Well, they’re actually doing the easy, sensible things really, really well. The kids in Louisville, like the kids everywhere else, love to skate. As long as I can remember Louisville has had an unbelievably high concentration of skaters per capita. What’s one of the biggest complaints you here from downtown business owners and corporations? Skaters are tearing up my stairwell, my landscaping, my handrails and my benches. Seems logical that if there was a place where they could all go, anytime, day or night, without harassment, they would. So why not build it? Well, if it were that easy there would be a state of the art, 24-hour, kid friendly skate park in every downtown. Score one for Louisville.

Not to slight bikers and pedestrians, the new riverfront park is chock full of paths, trails and walkways to pedal or jog around on. Once you get tired of the scenery in the primary park, have no fear, as nearby is the entranceway to a 15 mile long riverfront walkway and bike path. The path winds you through waterside industry, some of the cities oldest neighborhoods and a sprawling park designed by Olmstead himself. You’ll see families picnicking, small kids and elderly adults fishing, lots of bikers, joggers and nature lovers, you know, real, live human beings.

Before I get too far ahead though let’s get back to Riverfront Park.

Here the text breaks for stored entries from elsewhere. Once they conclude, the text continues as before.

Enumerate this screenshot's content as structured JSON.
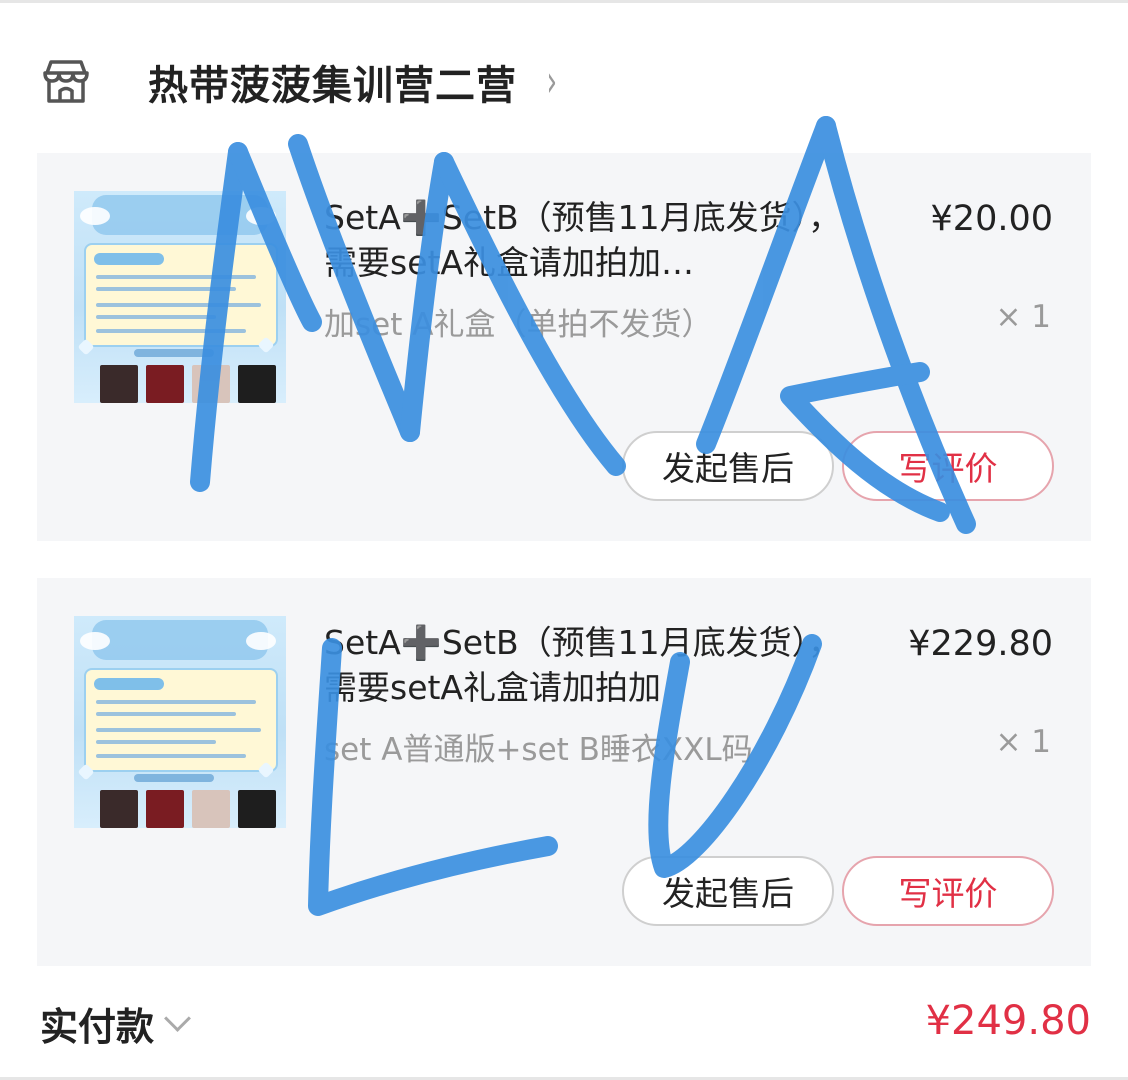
{
  "shop": {
    "name": "热带菠菠集训营二营",
    "chevron": "›"
  },
  "orders": [
    {
      "title": "SetA➕SetB（预售11月底发货），需要setA礼盒请加拍加…",
      "price": "¥20.00",
      "sku": "加set A礼盒（单拍不发货）",
      "qty": "× 1",
      "aftersale_label": "发起售后",
      "review_label": "写评价"
    },
    {
      "title": "SetA➕SetB（预售11月底发货），需要setA礼盒请加拍加",
      "price": "¥229.80",
      "sku": "set A普通版+set B睡衣XXL码",
      "qty": "× 1",
      "aftersale_label": "发起售后",
      "review_label": "写评价"
    }
  ],
  "summary": {
    "paid_label": "实付款",
    "paid_amount": "¥249.80"
  },
  "colors": {
    "accent": "#e13045",
    "scribble": "#3b8fe0",
    "card_bg": "#f5f6f8"
  }
}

City residents really wanted to see some hands on activities where children could be entertained, while parents were watching nearby. Kid activity number one: one of the most ass kicking playgrounds ever. Nets, ropes, tires, zip lines, slides of all sizes and shapes, bridges, spinning things, noisy things, tunnels and hideaways, all situated over a springy turf-like material that all but eliminates the scrapes, bruises and blood from the playgrounds of my youth. Fun for all ages. Kid activity number two: a great array of fountains shooting water all over the place for the oppressive summer humidity. Once again, fun for the whole gang.

A few blocks down is a long, flowing, impromptu water park. Water drips down a multi-leveled concrete encasement, technically an area for reflection, and drains out to the Ohio. It’s no stretch to say that if you go there right now, there are probably fifty or more people swimming right under the no swimming signs. You jump in for a minute, go dry off on the Great Lawn, look up to the east and one of the first things in your field of vision is the old, abandoned, rusted-out Big 4 Bridge. I’m thirty and grew up in the area and I’d be lying if I said I have any recollection of when last it was used for anything. It’s been a lifetime.

As I write, there are crews meticulously pouring over the joints, bolts, beams and gargantuan concrete support pillars, shaping the Big 4 Bridge up for new life in the 21st Century. As the cornerstone of the third phase of Riverfront Park, it will be converted into a pedestrian and bicycle only bridge across the Ohio, to historic downtown Jeffersonville, Indiana, where the world’s largest inland boat builders reside. Can you imagine how spectacular a car free bridge might be? I can’t even fathom it. I’m not sure if such a thing exists anywhere else in the US. Anyone?

Add it all up and these projects, along with diverse, affordable eateries and a minor league baseball stadium that has actually done something none of its counterparts has: brought tons of people into downtown and stimulated economic growth. There is no chance in the world that will happen when they build a stadium here. We’re doomed to wallow in our own mediocrity. Can anyone tell me why I left Louisville?